Avec Monaco, Claudio Ranieri est en passe de gagner son pari. Mais au moment où se dispute une demi-finale de Coupe de France cruciale pour son club, il paraît peu probable de voir l’Italien poursuivre à l’ASM. Même fragilisé par les rumeurs incessantes, le « Mister » n’a pas dit son dernier mot.
« Je ne sais pas si je serai le prochain entraîneur de Monaco. » Sourire en coin, voix sirupeuse, allure détendue, teint hâlé, Claudio Ranieri ne se cache pas lorsqu’il s’agit de se projeter dans l’avenir. Alors que le Rocher bruisse de rumeurs en tout genre et que l’état-major russe de l’ASM sonde – à tour de bras – d’éventuels entraîneurs à l’expérience internationale en vue du prochain exercice, l’ancien manager de Chelsea ne se démonte pas et assume cette atmosphère quelque peu malsaine. « Je sais qu’il y a beaucoup de gens qui poussent pour venir ici. » Avec humour, celui dont le contrat court jusqu’en juin 2015 dresse la liste : « Il y a eu d’abord Mancini, Conte, Villas-Boas, Allegri, et maintenant, c’est Simeone… Mais c’est normal parce que tout le monde veut venir ici, je comprends. C’est le football. » Pour autant, en marge de ce point presse mené avec brio et surtout avec prestance, le facétieux Claudio Ranieri a envoyé un message clair à ses dirigeants. Des phrases qu’il a prononcées sciemment à l’intention de Dmitri Rybolovlev : « L’année prochaine, aucun entraîneur ne doit venir à Monaco. Pourquoi ? Parce qu’il faut se souvenir que la saison dernière, aucun entraîneur ne voulait venir ici, seulement moi… Donc j’ai eu confiance en mon président et dans son projet. Maintenant, mon président doit croire en moi. »
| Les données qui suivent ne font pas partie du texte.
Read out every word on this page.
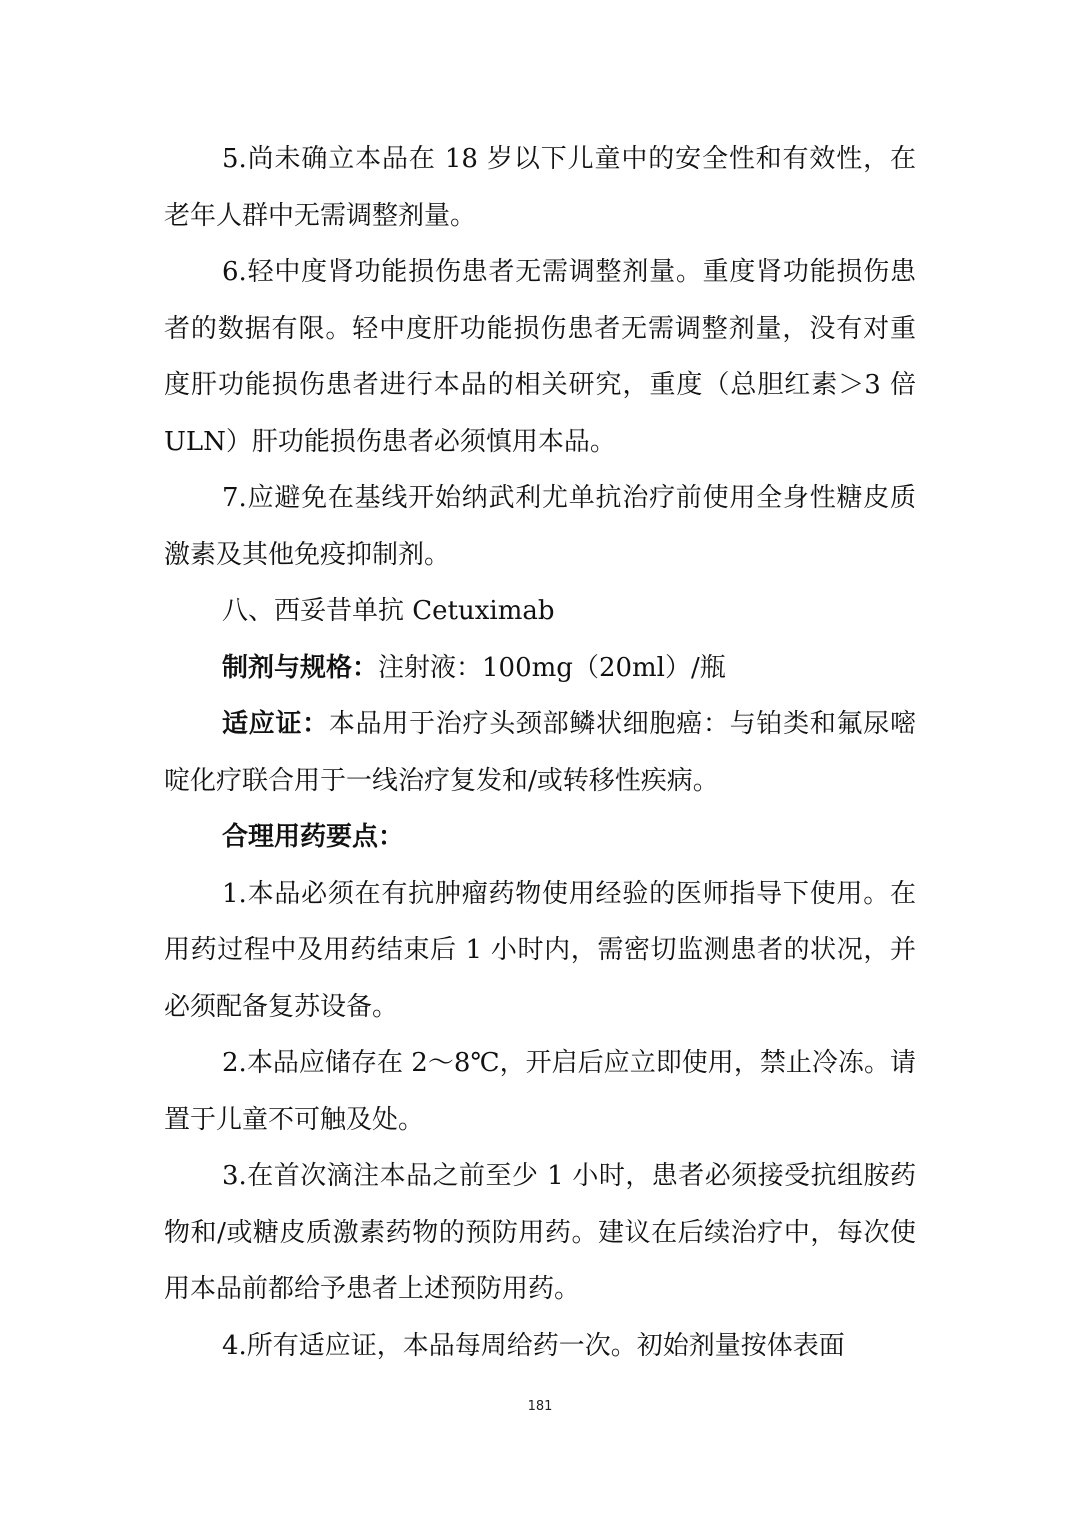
5.尚未确立本品在 18 岁以下儿童中的安全性和有效性，在老年人群中无需调整剂量。

6.轻中度肾功能损伤患者无需调整剂量。重度肾功能损伤患者的数据有限。轻中度肝功能损伤患者无需调整剂量，没有对重度肝功能损伤患者进行本品的相关研究，重度（总胆红素＞3 倍 ULN）肝功能损伤患者必须慎用本品。

7.应避免在基线开始纳武利尤单抗治疗前使用全身性糖皮质激素及其他免疫抑制剂。

八、西妥昔单抗 Cetuximab

制剂与规格：注射液：100mg（20ml）/瓶

适应证：本品用于治疗头颈部鳞状细胞癌：与铂类和氟尿嘧啶化疗联合用于一线治疗复发和/或转移性疾病。

合理用药要点：

1.本品必须在有抗肿瘤药物使用经验的医师指导下使用。在用药过程中及用药结束后 1 小时内，需密切监测患者的状况，并必须配备复苏设备。

2.本品应储存在 2～8℃，开启后应立即使用，禁止冷冻。请置于儿童不可触及处。

3.在首次滴注本品之前至少 1 小时，患者必须接受抗组胺药物和/或糖皮质激素药物的预防用药。建议在后续治疗中，每次使用本品前都给予患者上述预防用药。

4.所有适应证，本品每周给药一次。初始剂量按体表面

181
Raggi et la Toul’ comme soutiens
Même si rien n’est encore acté à 100% quant à l’avenir de Ranieri, on devine ce match de mercredi soir d’une importance psychologique capitale. Pour tous les dirigeants de l’ASM – Vadim Vasilyev en tête –, il paraît inconcevable que leur club ne remporte pas cette coupe amputée notamment du PSG, de Lyon et de l’OM. « Je veux lutter et gagner » , répète à l’envi l’Italien qui n’a jamais remporté de titres majeurs malgré des passages par des clubs prestigieux comme la Juventus Turin, l’AS Roma, Chelsea, l’Atlético Madrid. Ses joueurs, eux aussi, sont animés par cette soif de victoire. D’ailleurs, alors que la fin de saison se rapproche, difficile de dire que l’ASM a réalisé une mauvaise saison sous les ordres du Mister. D’autant qu’avec une deuxième place quasi acquise et une résistance farouche à l’ogre parisien, les joueurs de la Principauté ont prouvé qu’ils adhéraient au système Ranieri. Le défenseur Andrea Raggi abonde dans ce sens : « Le coach est venu ici l’an dernier, il a remporté le championnat de L2 et cette année l’équipe est deuxième. Donc pour moi, le coach devrait rester parce qu’il a fait de grandes choses. Après, ce qui va se passer, je ne sais pas… » À l’instar du défenseur italien, Jérémy Toulalan est, lui aussi convaincu de la bonne méthode du technicien transalpin : « Il y a des coachs qui autorisent des écarts à certains joueurs et pas à d’autres, glisse le milieu de terrain défensif. Lui, il montre que tout le monde est sur le même pied. Moi, je suis partisan de ça ! Je n’aime pas ceux qui donnent des passe-droits. Avec Claude Puel, c’était pareil, il fallait gagner sa place à l’entraînement. Après, en ce qui me concerne, l’entraîneur fait les choix qu’il pense être bons pour l’équipe. Si demain, je deviens entraîneur, je ne ferai aucun cadeau. Pourquoi ? Parce qu’un coach n’a pas à en faire. »
« Ranieri souffle le chaud, le froid, le tiède… »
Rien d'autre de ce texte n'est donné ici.